Happiness is a state of fullness which is both pleasant and satisfying. This lack of concern is so familiar and yet so rare in some cases. In an age where cynicism reigns, and where stress is an integral part of our lives, happiness seems more and more difficult to achieve. How do we do it? How can we manage to cultivate happiness and at what price?
Human beings are in the pursuit of happiness from the first breath of life. Instinctively, one quickly understands that we must meet the basic needs, such as breathing, drinking, eating, sleeping, shelter, protect and breed (for some) to have access to happiness. Once these conditions are met and, of course, with a positive individual psychology and a small dose of optimism, happiness is within everyone’s reach.
A plethora of philosophers, scientists and writers have been pursuing the issue of the tyranny of happiness, trying to discover the magic formula that would provide access to it, because man cannot bear to be unhappy. Do we experience happiness through personal enrichment, objects that we consume or accumulate, enriched self-esteem, the travel we do, friendships that we maintain, romantic relationships that we develop or it is an art that we can master?
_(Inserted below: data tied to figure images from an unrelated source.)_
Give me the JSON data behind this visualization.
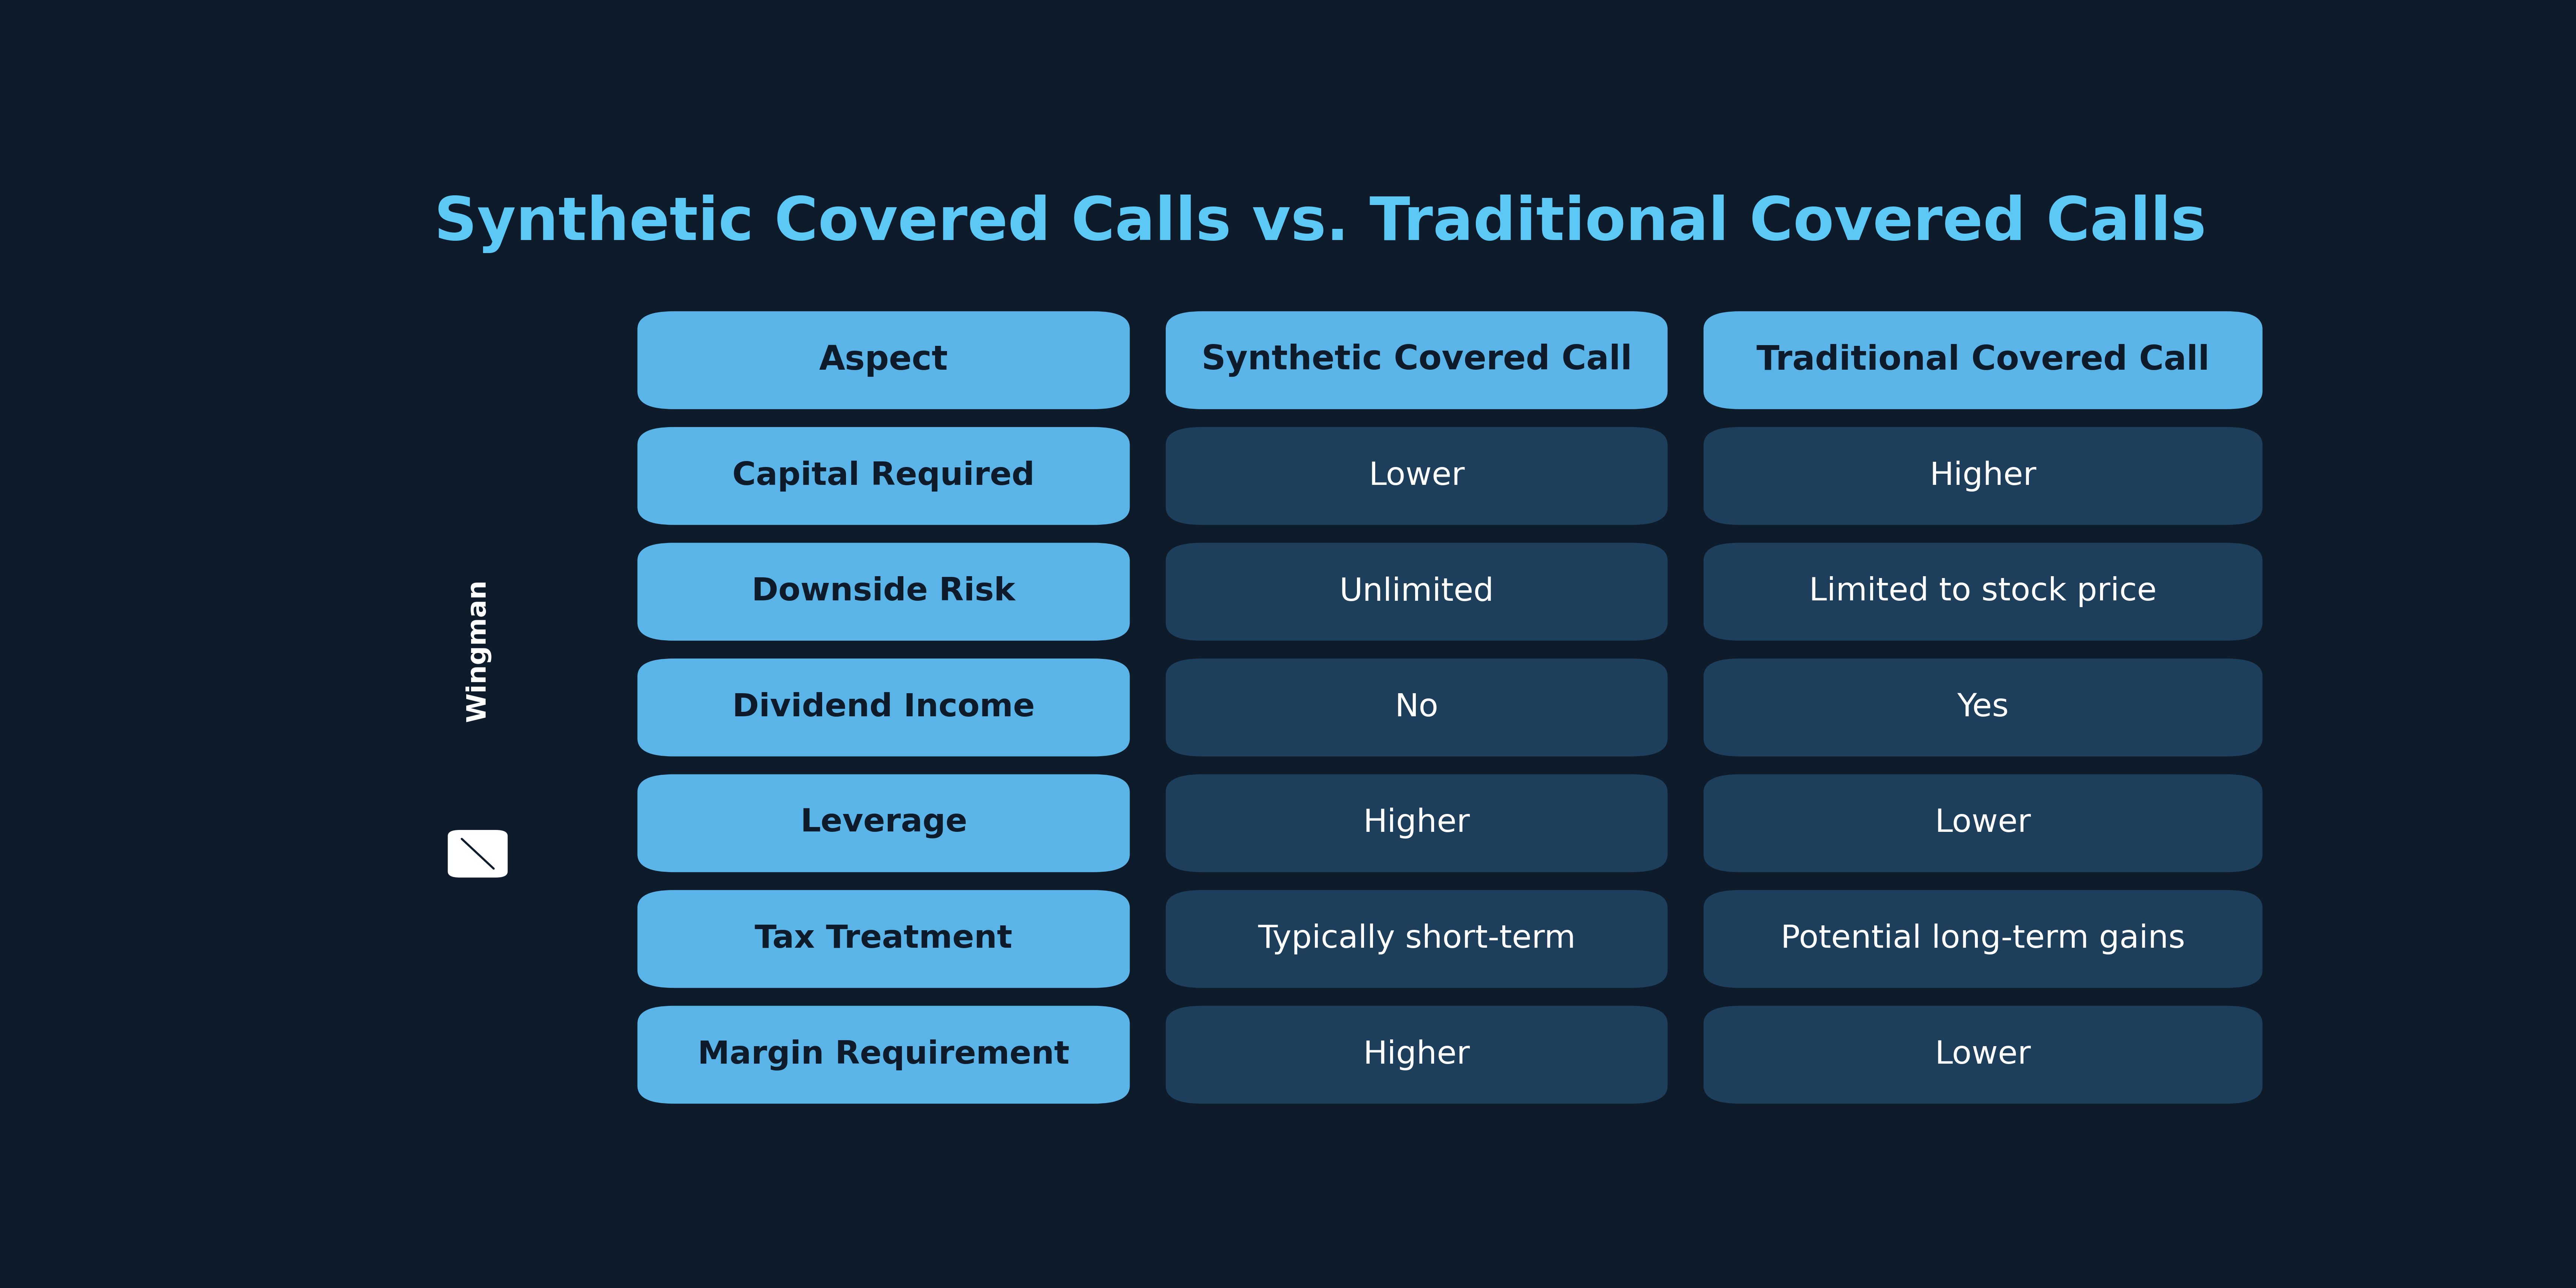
{
  "title": "Synthetic Covered Calls vs. Traditional Covered Calls",
  "title_color": "#5bc8f5",
  "background_color": "#0d1b2a",
  "header_row": [
    "Aspect",
    "Synthetic Covered Call",
    "Traditional Covered Call"
  ],
  "rows": [
    [
      "Capital Required",
      "Lower",
      "Higher"
    ],
    [
      "Downside Risk",
      "Unlimited",
      "Limited to stock price"
    ],
    [
      "Dividend Income",
      "No",
      "Yes"
    ],
    [
      "Leverage",
      "Higher",
      "Lower"
    ],
    [
      "Tax Treatment",
      "Typically short-term",
      "Potential long-term gains"
    ],
    [
      "Margin Requirement",
      "Higher",
      "Lower"
    ]
  ],
  "col0_color": "#5ab4e8",
  "col1_color": "#1e3f5c",
  "col2_color": "#1e3f5c",
  "header_col0_color": "#5ab4e8",
  "header_col1_color": "#5ab4e8",
  "header_col2_color": "#5ab4e8",
  "text_color_col0": "#0d1b2a",
  "text_color_col1": "#ffffff",
  "text_color_col2": "#ffffff",
  "header_text_color": "#0d1b2a",
  "wingman_text_color": "#ffffff",
  "title_fontsize": 115,
  "cell_fontsize": 62,
  "header_fontsize": 65
}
A growing number of people are coming to the conclusion that the civilization in the West is more materially rich but, paradoxically, less and less happy. What’s missing there, then? Is this the phenomenon of spoiled child, who gets what he wants but goes on complaining?
Is it possible that man confuses pleasure, escape, thrill with pride and happiness? French economist Jacques Attali said, “Our society thinks more in terms of storage objects than live relationships.” Well sure, you get some satisfaction by buying yourself a superb consumer item that you have been wanting for so long.
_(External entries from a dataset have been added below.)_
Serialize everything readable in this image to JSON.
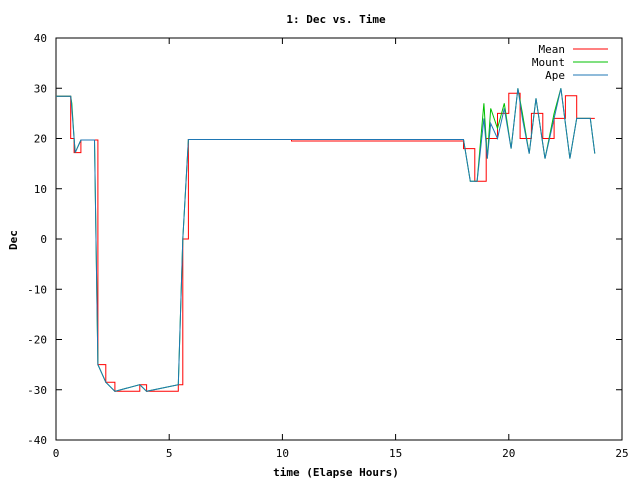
{
  "chart_data": {
    "type": "line",
    "title": "1: Dec vs. Time",
    "xlabel": "time (Elapse Hours)",
    "ylabel": "Dec",
    "xlim": [
      0,
      25
    ],
    "ylim": [
      -40,
      40
    ],
    "xticks": [
      0,
      5,
      10,
      15,
      20,
      25
    ],
    "yticks": [
      -40,
      -30,
      -20,
      -10,
      0,
      10,
      20,
      30,
      40
    ],
    "x_tick_labels": [
      "0",
      "5",
      "10",
      "15",
      "20",
      "25"
    ],
    "y_tick_labels": [
      "-40",
      "-30",
      "-20",
      "-10",
      "0",
      "10",
      "20",
      "30",
      "40"
    ],
    "grid": false,
    "legend_position": "top-right",
    "series": [
      {
        "name": "Mean",
        "color": "#ff0000",
        "x": [
          0.0,
          0.65,
          0.65,
          0.8,
          0.8,
          1.1,
          1.1,
          1.7,
          1.7,
          1.85,
          1.85,
          2.2,
          2.2,
          2.6,
          2.6,
          3.7,
          3.7,
          4.0,
          4.0,
          5.4,
          5.4,
          5.6,
          5.6,
          5.85,
          5.85,
          10.4,
          10.4,
          18.0,
          18.0,
          18.5,
          18.5,
          19.0,
          19.0,
          19.5,
          19.5,
          20.0,
          20.0,
          20.5,
          20.5,
          21.0,
          21.0,
          21.5,
          21.5,
          22.0,
          22.0,
          22.5,
          22.5,
          23.0,
          23.0,
          23.5,
          23.5,
          23.8
        ],
        "y": [
          28.4,
          28.4,
          20,
          20,
          17.2,
          17.2,
          19.7,
          19.7,
          19.7,
          19.7,
          -25,
          -25,
          -28.5,
          -28.5,
          -30.3,
          -30.3,
          -29,
          -29,
          -30.3,
          -30.3,
          -29,
          -29,
          0,
          0,
          19.8,
          19.8,
          19.5,
          19.5,
          18,
          18,
          11.5,
          11.5,
          20,
          20,
          25,
          25,
          29,
          29,
          20,
          20,
          25,
          25,
          20,
          20,
          24,
          24,
          28.5,
          28.5,
          24,
          24,
          24,
          24
        ]
      },
      {
        "name": "Mount",
        "color": "#00c000",
        "x": [
          0.0,
          0.65,
          0.7,
          0.8,
          0.85,
          1.1,
          1.7,
          1.85,
          2.2,
          2.6,
          3.7,
          4.0,
          5.4,
          5.6,
          5.85,
          18.0,
          18.3,
          18.6,
          18.9,
          19.05,
          19.2,
          19.5,
          19.8,
          20.1,
          20.4,
          20.6,
          20.9,
          21.2,
          21.6,
          22.0,
          22.3,
          22.7,
          23.0,
          23.3,
          23.6,
          23.8
        ],
        "y": [
          28.4,
          28.4,
          27,
          20,
          17.2,
          19.7,
          19.7,
          -25,
          -28.5,
          -30.3,
          -29,
          -30.3,
          -29,
          0,
          19.8,
          19.8,
          11.5,
          11.5,
          27,
          16,
          26,
          22,
          27,
          18,
          30,
          25,
          17,
          28,
          16,
          25,
          30,
          16,
          24,
          24,
          24,
          17
        ]
      },
      {
        "name": "Ape",
        "color": "#1f77b4",
        "x": [
          0.0,
          0.65,
          0.7,
          0.8,
          0.85,
          1.1,
          1.7,
          1.85,
          2.2,
          2.6,
          3.7,
          4.0,
          5.4,
          5.6,
          5.85,
          18.0,
          18.3,
          18.6,
          18.9,
          19.05,
          19.2,
          19.5,
          19.8,
          20.1,
          20.4,
          20.6,
          20.9,
          21.2,
          21.6,
          22.0,
          22.3,
          22.7,
          23.0,
          23.3,
          23.6,
          23.8
        ],
        "y": [
          28.4,
          28.4,
          26,
          20,
          17.2,
          19.7,
          19.7,
          -25,
          -28.5,
          -30.3,
          -29,
          -30.3,
          -29,
          0,
          19.8,
          19.8,
          11.5,
          11.5,
          24,
          16,
          23,
          20,
          26,
          18,
          30,
          24,
          17,
          28,
          16,
          24,
          30,
          16,
          24,
          24,
          24,
          17
        ]
      }
    ]
  }
}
Are we talking small daily pleasures or a sustainable mindset? You experience a lot of enthusiasm when you finally find the home of your dreams. Can you compare this feeling with the intensity of feeling you experience when your child looks into your eyes or laughs for the first time (complicity and tenderness) or when you really felt, for the first time, a feeling of love?
The philosopher and writer Jean Fourastie has written on this topic: “The frenzy authorized by the high standard of living and good health, extends to the individual surface and the reduced depth”. He later adds “It kills meditation and prohibits the building of character: Being a mosaic of sensations becomes ephemeral in the long term, and also dull and contradictory. It leads to instability, anxiety, anguish.”
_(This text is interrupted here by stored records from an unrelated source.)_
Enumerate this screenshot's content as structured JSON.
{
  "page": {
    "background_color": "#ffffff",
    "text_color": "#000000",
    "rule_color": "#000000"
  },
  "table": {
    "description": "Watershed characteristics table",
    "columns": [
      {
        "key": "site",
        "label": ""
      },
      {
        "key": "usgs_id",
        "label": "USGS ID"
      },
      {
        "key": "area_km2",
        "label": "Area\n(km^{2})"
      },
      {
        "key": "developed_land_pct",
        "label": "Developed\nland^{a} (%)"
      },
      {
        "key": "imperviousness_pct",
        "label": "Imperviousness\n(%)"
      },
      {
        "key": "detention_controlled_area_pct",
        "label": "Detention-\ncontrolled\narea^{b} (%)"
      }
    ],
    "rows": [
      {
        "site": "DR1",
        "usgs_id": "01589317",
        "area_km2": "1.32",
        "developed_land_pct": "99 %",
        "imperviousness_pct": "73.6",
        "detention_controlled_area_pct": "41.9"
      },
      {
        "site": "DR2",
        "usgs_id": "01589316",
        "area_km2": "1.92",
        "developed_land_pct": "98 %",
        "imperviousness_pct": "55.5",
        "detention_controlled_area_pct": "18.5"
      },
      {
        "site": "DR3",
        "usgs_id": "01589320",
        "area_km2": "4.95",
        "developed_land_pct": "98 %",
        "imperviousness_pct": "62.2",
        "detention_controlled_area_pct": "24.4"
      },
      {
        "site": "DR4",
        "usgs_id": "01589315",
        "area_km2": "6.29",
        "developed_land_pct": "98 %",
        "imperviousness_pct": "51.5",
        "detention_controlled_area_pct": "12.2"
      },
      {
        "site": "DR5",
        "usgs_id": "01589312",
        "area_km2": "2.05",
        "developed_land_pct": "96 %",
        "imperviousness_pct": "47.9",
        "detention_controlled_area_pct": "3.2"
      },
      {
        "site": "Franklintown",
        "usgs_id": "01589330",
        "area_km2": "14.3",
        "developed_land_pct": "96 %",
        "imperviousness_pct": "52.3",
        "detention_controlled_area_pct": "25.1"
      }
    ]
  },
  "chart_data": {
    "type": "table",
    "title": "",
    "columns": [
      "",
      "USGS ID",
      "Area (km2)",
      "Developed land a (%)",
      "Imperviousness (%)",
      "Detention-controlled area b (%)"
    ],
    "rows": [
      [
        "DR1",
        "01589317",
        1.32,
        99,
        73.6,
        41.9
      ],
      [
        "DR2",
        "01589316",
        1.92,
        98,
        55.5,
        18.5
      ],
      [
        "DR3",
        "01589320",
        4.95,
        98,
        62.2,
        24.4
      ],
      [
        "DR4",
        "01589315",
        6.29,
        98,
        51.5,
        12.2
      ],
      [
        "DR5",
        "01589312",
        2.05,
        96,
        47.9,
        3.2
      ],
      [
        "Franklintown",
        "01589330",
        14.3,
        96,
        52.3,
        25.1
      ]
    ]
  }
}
It seems therefore that the secret lies in the way in which you go about achieving happiness. Dostoyevsky said “It is not the goal that matters, but rather the path towards this goal… The answer is not that simple and it is very subjective. The focus is on achieving this wonderful goal by yourself, to know yourself better and to make happiness a priority. We can read to find tracks, improve relationships, and balance our life. Regardless of how you do it, the important thing is to start… now!